Poi capitava qualcosa di emozionante! Sai, quando la luna splende, le fate lasciano le loro case di fiori e danzano nel prato fino all’alba. Così, appena il primo raggio di luna attraversava il cielo, la fata delle viole saltava fuori e cantava:
“Little Boy Blue, vieni a suonare il tuo corno, e le fate danzeranno sul prato fino al mattino intorno.”
Little Boy si alzava strofinandosi un occhio ma, prima che potesse strofinarsi l’altro, la fata delle viole lo portava fuori dalla stanza, giù per le scale e nel prato sotto il cancello del giardino. La fata delle viole si assicurava che non dimenticasse il corno blu con le stelle d’oro. La luce della luna li seguiva nel prato e, mentre il bambino suonava il suo corno, tutta la musica delle fate si diffondeva, come le stelle che giocano a rincorrersi, e la fata cantava:
“Sotto l’albero vai a suonare! Con me chi ama danzare? Vieni qui non scappare.”

Quando sentivano la musica, le fate che vivevano nei fiori del giardino saltavano fuori. Dal tulipano usciva una giovane fata con una brillante gonna rossa. Dalla margherita usciva un bambino paffuto vestito di bianco. Dal non ti scordar di me veniva fuori un bimbetto in blu. Dalla violetta, una bambina adorabile in lilla chiaro. Dai roseti, apparvero fate incantevoli, tutte in rosa. E dalla ninfea più vicina alla fontana, usciva la regina delle fate, con un abito di raso bianco e una corona d’oro. Poteva aprire il cancello da sola, e portava le fate sull’erba verde, dove danzavano mentre Little Boy Blue suonava la dolce musica.

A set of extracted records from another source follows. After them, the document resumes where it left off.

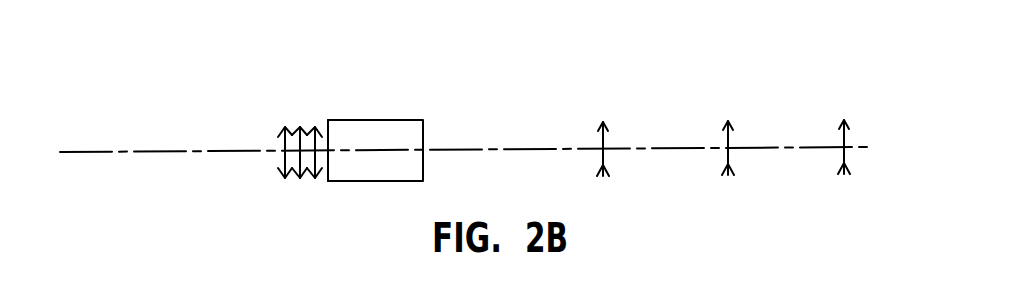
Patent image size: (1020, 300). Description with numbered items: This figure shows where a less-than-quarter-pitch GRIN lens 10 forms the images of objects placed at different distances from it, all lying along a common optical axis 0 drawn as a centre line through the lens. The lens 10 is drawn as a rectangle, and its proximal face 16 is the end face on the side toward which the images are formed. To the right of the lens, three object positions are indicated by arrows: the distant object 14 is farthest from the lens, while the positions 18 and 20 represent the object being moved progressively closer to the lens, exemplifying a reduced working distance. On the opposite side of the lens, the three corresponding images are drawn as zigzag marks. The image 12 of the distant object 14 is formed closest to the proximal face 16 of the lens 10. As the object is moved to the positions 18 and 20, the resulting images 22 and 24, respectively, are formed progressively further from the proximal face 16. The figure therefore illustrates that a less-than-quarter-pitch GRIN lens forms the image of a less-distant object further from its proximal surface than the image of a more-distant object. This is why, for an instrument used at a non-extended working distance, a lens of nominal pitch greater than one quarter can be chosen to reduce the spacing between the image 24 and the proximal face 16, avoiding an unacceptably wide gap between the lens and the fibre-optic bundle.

The optical axis 0 is at (518, 149).
The GRIN lens 10 is at (427, 131).
The image 12 is at (313, 127).
The distant object 14 is at (848, 127).
The proximal face 16 is at (328, 120).
The object position 18 is at (732, 127).
The object position 20 is at (606, 124).
The image 22 is at (298, 127).
The image 24 is at (285, 127).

Per tutta la notte, danzavano e danzavano finché, all’improvviso, arrivava un suono. Era il gallo che avvisava: il mattino stava arrivando. “Chicchirichì, il sole sta sorgendo. Che il sonno delle fate sia stupendo, e anche Little Boy sta sorridendo. Chicchirichì il sole sta sorgendo.”

La piccola fata della viola era sempre l’ultima ad andar via ma, prima scomparire, lanciava un po’ di polvere di fata negli occhi del bambino. Lui si strofinava e si strofinava gli occhi, anche se la sensazione di sonno non passava. Si sdraiava vicino al mucchio di fieno nel prato e, prima che il sole del mattino potesse filtrare tra l’erba, era già profondamente addormentato. Le fate si affrettavano verso il giardino accoccolandosi nei loro fiori perché, se non vanno a letto in tempo, il sole le trasforma in farfalle e devono volare tutto il giorno di fiore in fiore senza riposare. E loro hanno così tanto sonno.

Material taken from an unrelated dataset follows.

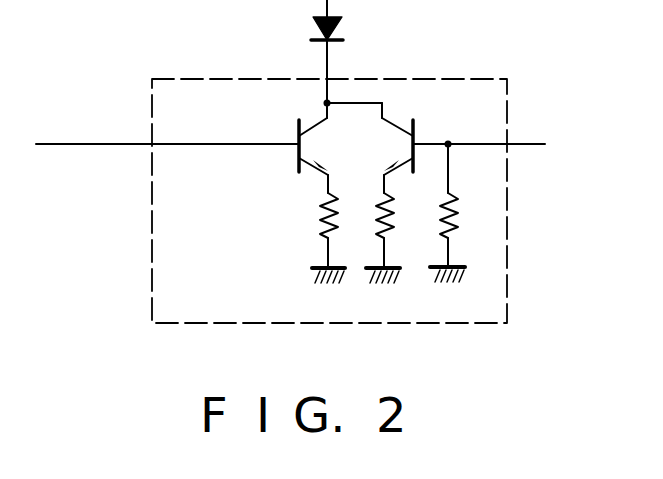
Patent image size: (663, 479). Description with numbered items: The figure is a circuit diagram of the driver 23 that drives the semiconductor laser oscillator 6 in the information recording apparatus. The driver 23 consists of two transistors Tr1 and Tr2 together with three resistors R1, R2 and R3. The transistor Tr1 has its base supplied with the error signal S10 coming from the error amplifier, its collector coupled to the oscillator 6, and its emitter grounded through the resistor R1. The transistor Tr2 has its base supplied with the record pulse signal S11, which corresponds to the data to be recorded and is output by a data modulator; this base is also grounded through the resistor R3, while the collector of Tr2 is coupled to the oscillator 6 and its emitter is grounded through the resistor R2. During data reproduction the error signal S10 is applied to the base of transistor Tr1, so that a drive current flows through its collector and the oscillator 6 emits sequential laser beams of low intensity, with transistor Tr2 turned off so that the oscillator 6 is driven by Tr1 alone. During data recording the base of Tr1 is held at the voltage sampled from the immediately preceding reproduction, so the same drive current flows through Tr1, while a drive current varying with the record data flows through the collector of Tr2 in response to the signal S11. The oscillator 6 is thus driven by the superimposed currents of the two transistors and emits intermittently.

E il sole svegliava le tre mucche, le dieci pecorelle di lana e l’agnellino bianco, ma non riusciva a svegliare Little Boy Blue per la polvere di fata nei suoi occhi. Il padre lo cercava dicendo: “Little Boy, vieni a suonare il tuo corno. Le pecore sono nel prato, le mucche nel campo. Dov’è il bambino che bada alle pecorelle? Sotto mucchio di fieno mentre dorme tra le stelle!”
Pian piano si svegliava e correva a casa per raccontare alla mamma tutta la sua straordinaria avventura.